Now in its 25th year, Nachusa extends nearly 3,000 acres and is home to a total of 700 native plant species and 180 species of birds. Nachusa has Illinois’ largest populations of federally-threatened prairie bush clover and is also home to rare animals such as Blanding’s turtles, bobolinks and Henslow’s sparrows.

“Few restoration projects have been able to create high diversity habitat restorations,” Kleiman said. “Nachusa has been noted for getting this done.”

Throughout these 25 years, it is more than Nachusa’s land that has seen an incredible transformation. These restoration efforts have helped transform the lives of the volunteers as well.

“When we first started volunteering at Nachusa, we knew nothing about prairie species or restoration techniques,” says Mary Meier, who has volunteered with her husband since 2002. “Tending the prairie remnants and restorations is challenging, but even weeding can be gratifying when we survey an area free of invasives after a long day of cutting and clearing. But our best reward comes from seeing an abundance of prairie species flourishing under our care.”

With exemplary weed management, seed collection, prescribed fire and volunteer recruitment, Nachusa serves as a model for future restoration efforts at other preserves. The volunteers and staff have made Nachusa into what it is today, and they have plans to continue and expand their efforts.
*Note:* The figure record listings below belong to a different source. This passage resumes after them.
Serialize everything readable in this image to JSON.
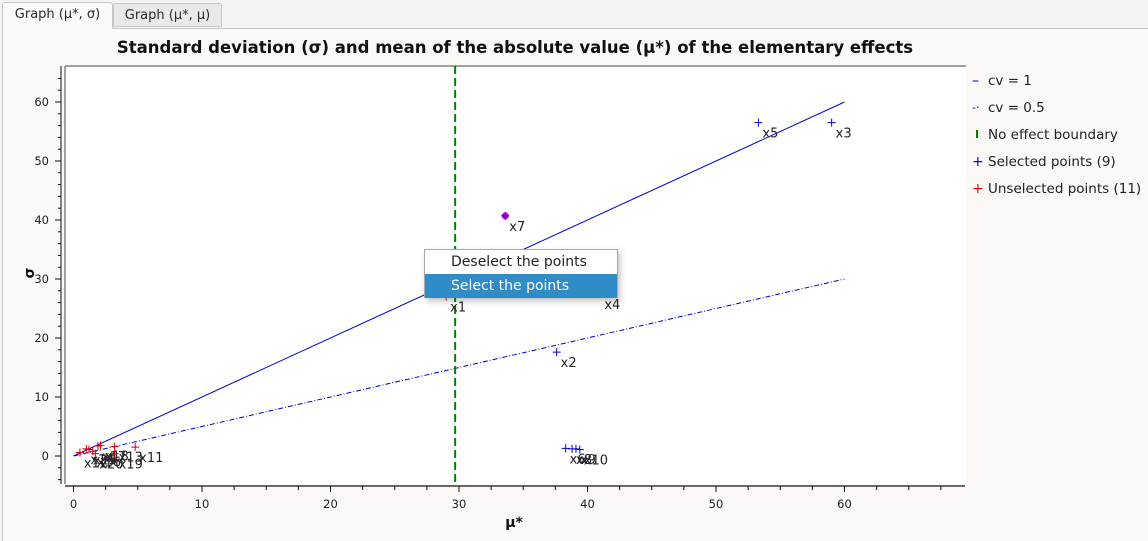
{
  "tabs": [
    {
      "label": "Graph (μ*, σ)",
      "active": true
    },
    {
      "label": "Graph (μ*, μ)",
      "active": false
    }
  ],
  "context_menu": {
    "items": [
      {
        "label": "Deselect the points",
        "highlighted": false
      },
      {
        "label": "Select the points",
        "highlighted": true
      }
    ]
  },
  "legend": [
    {
      "symbol": "–",
      "label": "cv = 1",
      "color": "#0000cc"
    },
    {
      "symbol": "-·",
      "label": "cv = 0.5",
      "color": "#0000cc"
    },
    {
      "symbol": "I",
      "label": "No effect boundary",
      "color": "#008000"
    },
    {
      "symbol": "+",
      "label": "Selected points (9)",
      "color": "#0000cc"
    },
    {
      "symbol": "+",
      "label": "Unselected points (11)",
      "color": "#dd0000"
    }
  ],
  "colors": {
    "selected": "#0000cc",
    "unselected": "#dd0000",
    "boundary": "#008000",
    "highlight": "#dd00dd",
    "menu_highlight": "#308cc6"
  },
  "chart_data": {
    "type": "scatter",
    "title": "Standard deviation (σ) and mean of the absolute value (μ*) of the elementary effects",
    "xlabel": "μ*",
    "ylabel": "σ",
    "xlim": [
      -1,
      69
    ],
    "ylim": [
      -5,
      66
    ],
    "xticks": [
      0,
      10,
      20,
      30,
      40,
      50,
      60
    ],
    "yticks": [
      0,
      10,
      20,
      30,
      40,
      50,
      60
    ],
    "lines": [
      {
        "name": "cv = 1",
        "x": [
          0,
          60
        ],
        "y": [
          0,
          60
        ],
        "style": "solid"
      },
      {
        "name": "cv = 0.5",
        "x": [
          0,
          60
        ],
        "y": [
          0,
          30
        ],
        "style": "dashdot"
      },
      {
        "name": "No effect boundary",
        "x": [
          29.7,
          29.7
        ],
        "y": [
          -5,
          66
        ],
        "style": "dashed"
      }
    ],
    "series": [
      {
        "name": "Selected points (9)",
        "points": [
          {
            "label": "x5",
            "x": 53.3,
            "y": 56.5
          },
          {
            "label": "x3",
            "x": 59.0,
            "y": 56.5
          },
          {
            "label": "x7",
            "x": 33.6,
            "y": 40.7
          },
          {
            "label": "x4",
            "x": 41.0,
            "y": 27.5
          },
          {
            "label": "x2",
            "x": 37.6,
            "y": 17.6
          },
          {
            "label": "x6",
            "x": 38.3,
            "y": 1.3
          },
          {
            "label": "x8",
            "x": 38.8,
            "y": 1.2
          },
          {
            "label": "x9",
            "x": 39.1,
            "y": 1.2
          },
          {
            "label": "x10",
            "x": 39.4,
            "y": 1.1
          }
        ]
      },
      {
        "name": "Unselected points (11)",
        "points": [
          {
            "label": "x1",
            "x": 29.0,
            "y": 27.0
          },
          {
            "label": "x11",
            "x": 4.8,
            "y": 1.5
          },
          {
            "label": "x12",
            "x": 0.5,
            "y": 0.6
          },
          {
            "label": "x13",
            "x": 3.2,
            "y": 1.6
          },
          {
            "label": "x14",
            "x": 1.0,
            "y": 1.2
          },
          {
            "label": "x15",
            "x": 1.2,
            "y": 1.1
          },
          {
            "label": "x16",
            "x": 1.5,
            "y": 0.8
          },
          {
            "label": "x17",
            "x": 1.9,
            "y": 1.7
          },
          {
            "label": "x18",
            "x": 2.1,
            "y": 1.8
          },
          {
            "label": "x19",
            "x": 3.2,
            "y": 0.4
          },
          {
            "label": "x20",
            "x": 1.7,
            "y": 0.4
          }
        ]
      }
    ],
    "highlighted_point": "x7",
    "legend_position": "right",
    "grid": false
  }
}
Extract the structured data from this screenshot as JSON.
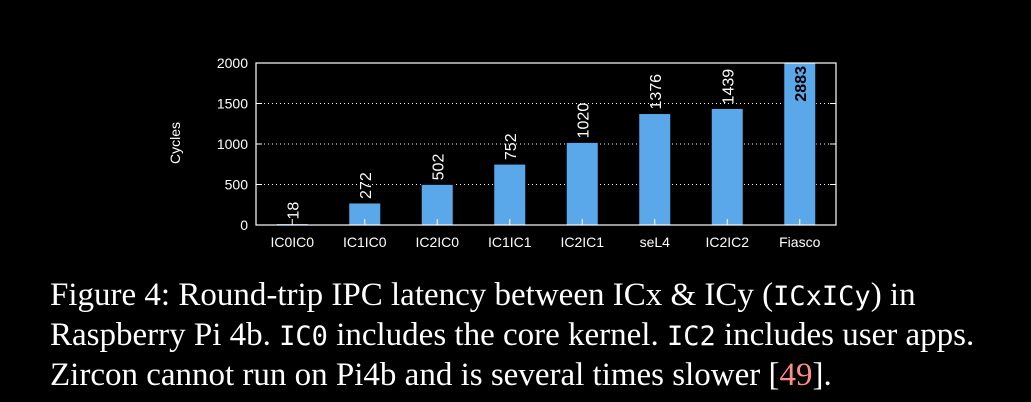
{
  "chart_data": {
    "type": "bar",
    "categories": [
      "IC0IC0",
      "IC1IC0",
      "IC2IC0",
      "IC1IC1",
      "IC2IC1",
      "seL4",
      "IC2IC2",
      "Fiasco"
    ],
    "values": [
      18,
      272,
      502,
      752,
      1020,
      1376,
      1439,
      2883
    ],
    "value_labels": [
      "18",
      "272",
      "502",
      "752",
      "1020",
      "1376",
      "1439",
      "2883"
    ],
    "ylabel": "Cycles",
    "xlabel": "",
    "ylim": [
      0,
      2000
    ],
    "yticks": [
      "0",
      "500",
      "1000",
      "1500",
      "2000"
    ],
    "grid": true,
    "bar_color": "#5aa8ea",
    "clipped_bar_label_color": "#000000"
  },
  "caption": {
    "part1": "Figure 4: Round-trip IPC latency between ICx & ICy (",
    "code1": "ICxICy",
    "part2": ") in Raspberry Pi 4b. ",
    "code2": "IC0",
    "part3": " includes the core kernel. ",
    "code3": "IC2",
    "part4": " includes user apps. Zircon cannot run on Pi4b and is several times slower [",
    "ref": "49",
    "part5": "]."
  }
}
Cody Considine, a conservation staff member at Nachusa, said it is critical for the staff and volunteers to continue managing and improving the current habitat through weed management, seed collection and prescribed fire to ensure these rare ecosystems grow and stay healthy. With continued restoration and land acquisition, Cody is hopeful they will also be able to reintroduce animals such as bison and prairie chicken.

“Nachusa has been recognized to be one of the top two best places in Illinois for the reintroduction of the greater prairie chicken,” Cody said. “If we continue to protect and restore more high quality grassland habitat, the prairie chicken may become a reality at Nachusa Grasslands.”